For Tottenham Hotspur it was a bittersweet day. Yet they have waited so long for this kind of one-upmanship against Arsenal, the team they always measure themselves against, it would be impolite to start with the negatives when, finally, they can remind themselves what it will feel like to conclude the season looking down on the old enemy.
It has been 22 years since the last occasion and, to put that into context, the scorer of their first goal, Dele Alli, had not even been born during that troubled season, 1994-95, for Arsenal when George Graham was sacked and Stewart Houston’s side came in 12th, five places below the team from White Hart Lane. Spurs have now won nine games in a row and, in the process, they have moved 17 points ahead of a side that have only five more matches to go. This season, there will be no St Totteringham’s Day. The schadenfreude belongs the other way round now and, though it has felt inevitable for some time, there is a neat symmetry for those jubilant Spurs fans that Arsenal happened to be the opponents on the day it was confirmed.
Against all that, the downside came in the form of what had happened earlier in the day and the message Chelsea obstinately delivered in their 3-0 victory at Everton, the game most observers reckoned might be the toughest assignment of their run-in. Spurs played like a team who still believe they can catch and overhaul the side at the top of the table and another win at West Ham United on Friday would close the gap to a solitary point. Yet Chelsea, once again, looked formidable opponents and it might not have been a coincidence that Mauricio Pochettino’s side took a while to get going, having started their latest victory shortly after learning the news from Goodison.

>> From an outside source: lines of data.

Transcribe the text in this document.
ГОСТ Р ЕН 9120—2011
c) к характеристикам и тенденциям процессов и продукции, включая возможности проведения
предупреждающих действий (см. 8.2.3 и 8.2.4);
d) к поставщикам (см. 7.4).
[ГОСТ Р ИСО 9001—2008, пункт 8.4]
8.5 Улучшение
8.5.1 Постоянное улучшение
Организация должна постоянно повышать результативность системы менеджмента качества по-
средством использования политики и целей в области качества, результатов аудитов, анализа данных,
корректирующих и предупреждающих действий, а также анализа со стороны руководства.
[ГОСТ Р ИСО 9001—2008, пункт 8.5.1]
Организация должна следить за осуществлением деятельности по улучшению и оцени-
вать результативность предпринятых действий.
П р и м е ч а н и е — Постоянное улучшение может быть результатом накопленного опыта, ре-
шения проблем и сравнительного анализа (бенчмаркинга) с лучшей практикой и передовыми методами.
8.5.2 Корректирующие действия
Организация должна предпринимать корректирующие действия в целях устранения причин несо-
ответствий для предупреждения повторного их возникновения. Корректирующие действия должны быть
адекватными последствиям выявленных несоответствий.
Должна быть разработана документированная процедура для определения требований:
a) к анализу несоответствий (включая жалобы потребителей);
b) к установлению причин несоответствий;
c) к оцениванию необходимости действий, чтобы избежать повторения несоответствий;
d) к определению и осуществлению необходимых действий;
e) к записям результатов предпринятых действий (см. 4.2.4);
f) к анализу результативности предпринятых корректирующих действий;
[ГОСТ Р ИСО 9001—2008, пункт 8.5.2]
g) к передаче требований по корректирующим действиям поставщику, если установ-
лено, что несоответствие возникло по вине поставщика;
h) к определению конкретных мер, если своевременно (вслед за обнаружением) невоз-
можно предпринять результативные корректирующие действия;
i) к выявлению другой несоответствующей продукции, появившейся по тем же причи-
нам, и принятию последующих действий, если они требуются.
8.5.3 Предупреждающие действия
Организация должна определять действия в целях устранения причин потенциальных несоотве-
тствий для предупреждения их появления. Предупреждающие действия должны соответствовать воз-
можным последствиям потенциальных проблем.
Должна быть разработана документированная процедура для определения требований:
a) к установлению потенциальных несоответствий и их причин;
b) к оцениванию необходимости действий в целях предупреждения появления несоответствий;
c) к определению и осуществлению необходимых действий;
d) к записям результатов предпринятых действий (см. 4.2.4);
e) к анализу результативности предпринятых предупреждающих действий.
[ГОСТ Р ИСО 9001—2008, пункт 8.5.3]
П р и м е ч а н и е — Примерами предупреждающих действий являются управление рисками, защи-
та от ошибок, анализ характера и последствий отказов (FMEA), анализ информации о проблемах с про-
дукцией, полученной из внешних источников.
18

Once they shook their heads clear, however, they were so dominant during the second half that, in the far corner, Arsenal’s fans could be seen heading away in droves long before the final whistle. Once again, their team had come up short and another set of crowing supporters could be heard chanting “we want you to stay” in Wenger’s direction. The Frenchman will almost certainly grant them their wish at a time when many of his own club’s supporters are campaigning for precisely the opposite. These are the kind of occasions that will harden opinion against him – a fifth defeat in their last six league fixtures away from the Emirates Stadium, with 15 goals conceded – and the Arsenal manager must have been pained by his team’s inadequacies.
It could conceivably have been even worse if the referee, Michael Oliver, had not given Alexis Sánchez the benefit of the doubt after a handball in the penalty area during the period of second-half pressure when the home side repeatedly threatened Petr Cech’s goal and Wenger’s players seemed to be in the grip of a collective meltdown.
By that stage Harry Kane had already scored one penalty, courtesy of Gabriel’s naive trip on the striker, and there were the telltale signs that Arsenal had reverted to all their bad habits: flimsy at the back, short of leadership and not enough players taking responsibility. For Alli’s goal, there were half a dozen players in red and white shirts in proximity inside the penalty area. Not one made a challenge as Christian Eriksen weaved past Nacho Monreal and Laurent Koscielny to create the first shooting opportunity. The rebound fell to Alli and, again, the inaction of his opponents would have been staggering if this was not such a repetitive failure of Wenger’s sides in the modern era.
To begin with, Arsenal had looked reasonably competent, quick to the ball and hustling their opponents, with their front players under instructions not to allow Spurs to play out from the back. It was a clever ploy, forcing the home side into mistakes, but Spurs would still have been entitled to reach half-time believing they should have been in front. Eriksen had skimmed the crossbar with the best opportunity of the opening 45 minutes. Alli had headed another decent chance wide and Jan Vertonghen, letting fly with a diagonal shot from 20 yards, forced a fine save from Cech, one of the few Arsenal players to emerge with any credit.
It was not until the second half, though, that Spurs started to play with the authority that comes from having not lost a league fixture on their own ground all season. At 2-0, Vertonghen tried his luck again and Cech clawed away a curling shot that was heading towards the top corner. Spurs attacked with great purpose, accumulating 20 shots throughout the game, and there was never any genuine sense their opponents would save themselves after that three-minute spell when both goals were scored. It was only the second time Arsenal have failed to score on the last 37 occasions these sides have met in the league and, as has become the norm, Sánchez and Mesut Özil quickly faded once the game started to drift away from them.
Spurs have now won 77 points, seven more than they managed last season, with four games still to play and, as Pochettino pointed out, their ambitions are not restricted to finishing above Arsenal. His is a team that should be looking up, not down. The only problem is Chelsea – and the refusal of the league leaders to show any real vulnerability.